Last Update: September 7, 2023

Incident Notification: Data Security Breach

Emmi Roth USA, Inc. (“Emmi Roth” or “we”) understands the importance of protecting personal data and retaining the trust of our customers and employees. Unfortunately, Emmi Roth was the victim of a cyberattack, and certain sensitive personal data within our custody and control was compromised.

What Happened?
On August 10, 2023, we discovered that a third party gained unauthorized access to our information technology environment. We immediately deployed security measures to contain and mitigate this threat, and we retained an external incident response team to accelerate our recovery efforts. Because of the substantial security controls implemented prior to this cybersecurity incident, we were able to contain the threat within a few hours and quickly return to a normal state of business operations. We have proactively notified the Federal Bureau of Investigation (FBI) of this incident and are assisting with its investigation.

What Personal Data Was Impacted?
As part of the internal investigation into this cyberattack, Emmi Roth identified that an unauthorized third party gained access to certain Emmi Roth files and records that contained sensitive personal data related to (i) current and former Emmi Roth employees and (ii) current and former employees of certain Emmi Roth affiliates and subsidiaries. Emmi Roth is currently in the process of sending current employees with a detailed letter about this incident. If you previously worked for Emmi Roth or worked at any of the following Emmi Roth affiliates or subsidiaries during these timeframes, your sensitive personal data may have been impacted by this cybersecurity incident:

Emmi Roth Affiliate/Subsidiary Impacted Employment Timeframe
Roth Käse USA LTD Jan. 1, 2004 – Dec. 31, 2010
Emmi USA Inc (formerly Emmi Gerber Cheese Co.) Jan. 1, 2004 – Dec. 31, 2011
Emmi Penn Yan LLC Jan. 1, 2012 – Dec. 31, 2014
Cypress Grove Chevre, Inc. Jan. 1, 2015 – Dec. 31, 2021
Redwood Hill Farm & Creamery, Inc. Jan. 1, 2015 – Dec. 31, 2021
Tomales Bay Foods, Inc. (d/b/a Cowgirl Creamery) Jan. 1, 2016 – Dec. 31, 2021
Jackson Mitchell, Inc., Meyenberg goat milk producers Jan. 1, 2018 – Dec. 31, 2021

Resources for Employees: What You Can Do

Based on the measures that we have implemented and the actions we have taken, there is no indication that any sensitive personal data involved in this cybersecurity incident has been misused or will be misused in the future. Yet, out of an abundance of caution, Emmi Roth is providing complimentary credit monitoring and identity theft protection services through Equifax to those individuals who may have been impacted by this cybersecurity incident.

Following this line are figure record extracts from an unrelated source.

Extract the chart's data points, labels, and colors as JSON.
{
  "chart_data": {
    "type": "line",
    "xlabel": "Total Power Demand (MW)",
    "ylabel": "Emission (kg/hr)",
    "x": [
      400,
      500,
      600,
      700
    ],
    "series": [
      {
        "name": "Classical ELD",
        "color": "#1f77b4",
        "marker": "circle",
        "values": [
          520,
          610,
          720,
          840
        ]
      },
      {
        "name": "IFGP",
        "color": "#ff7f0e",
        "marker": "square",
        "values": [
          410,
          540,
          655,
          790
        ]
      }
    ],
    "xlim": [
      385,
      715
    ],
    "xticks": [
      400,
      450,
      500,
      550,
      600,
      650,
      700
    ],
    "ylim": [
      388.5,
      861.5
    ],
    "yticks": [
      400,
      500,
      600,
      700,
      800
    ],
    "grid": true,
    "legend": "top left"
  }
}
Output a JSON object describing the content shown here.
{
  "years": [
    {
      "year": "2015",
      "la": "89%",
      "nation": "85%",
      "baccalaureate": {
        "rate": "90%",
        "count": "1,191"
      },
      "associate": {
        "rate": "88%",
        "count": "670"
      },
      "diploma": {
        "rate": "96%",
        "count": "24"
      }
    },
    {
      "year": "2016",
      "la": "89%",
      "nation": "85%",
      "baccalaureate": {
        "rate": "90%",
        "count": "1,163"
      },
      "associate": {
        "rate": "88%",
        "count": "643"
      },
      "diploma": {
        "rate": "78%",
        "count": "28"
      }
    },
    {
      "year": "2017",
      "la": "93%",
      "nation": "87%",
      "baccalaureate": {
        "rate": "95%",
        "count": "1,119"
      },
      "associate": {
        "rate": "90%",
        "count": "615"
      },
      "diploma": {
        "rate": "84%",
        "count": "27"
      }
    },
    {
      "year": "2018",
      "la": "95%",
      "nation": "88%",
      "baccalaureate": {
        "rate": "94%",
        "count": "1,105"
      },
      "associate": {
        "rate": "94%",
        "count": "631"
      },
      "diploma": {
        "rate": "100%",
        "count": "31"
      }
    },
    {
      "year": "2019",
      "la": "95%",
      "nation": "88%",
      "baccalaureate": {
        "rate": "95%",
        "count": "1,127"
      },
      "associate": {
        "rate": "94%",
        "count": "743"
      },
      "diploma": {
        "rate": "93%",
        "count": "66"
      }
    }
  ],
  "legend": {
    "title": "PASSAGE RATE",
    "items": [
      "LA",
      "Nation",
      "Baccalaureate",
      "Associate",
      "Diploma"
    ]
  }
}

If you are a current employee of Emmi Roth or of the affiliates and subsidiaries referenced above and you were impacted by this incident, you will receive a separate notice in the mail from Emmi Roth that provides instructions on how you can enroll in these services.

If you are a former employee of either (i) Emmi Roth or (ii) of the abovementioned Emmi Roth affiliates or subsidiaries in the timeframes listed above, please contact our call center (see below) to determine whether you are eligible to enroll in these services.

We are working hard to ensure that everyone has answers to questions and concerns you may have with respect to this incident.

We have established a dedicated call center to answer questions you may have about this incident, which you can reach at 844-709-1704, Monday–Friday, 9:00 a.m. to 9:00 .pm. (EST).

We have also posted an FAQ sheet above that outlines questions and answers related to this incident.

Other identity protection resources are available at the link below.

Identity Protection Resources

Suppliers and Customers

Emmi Roth does not retain sensitive personal data on our customers, clients, or suppliers, and therefore no such personal data was impacted in this incident.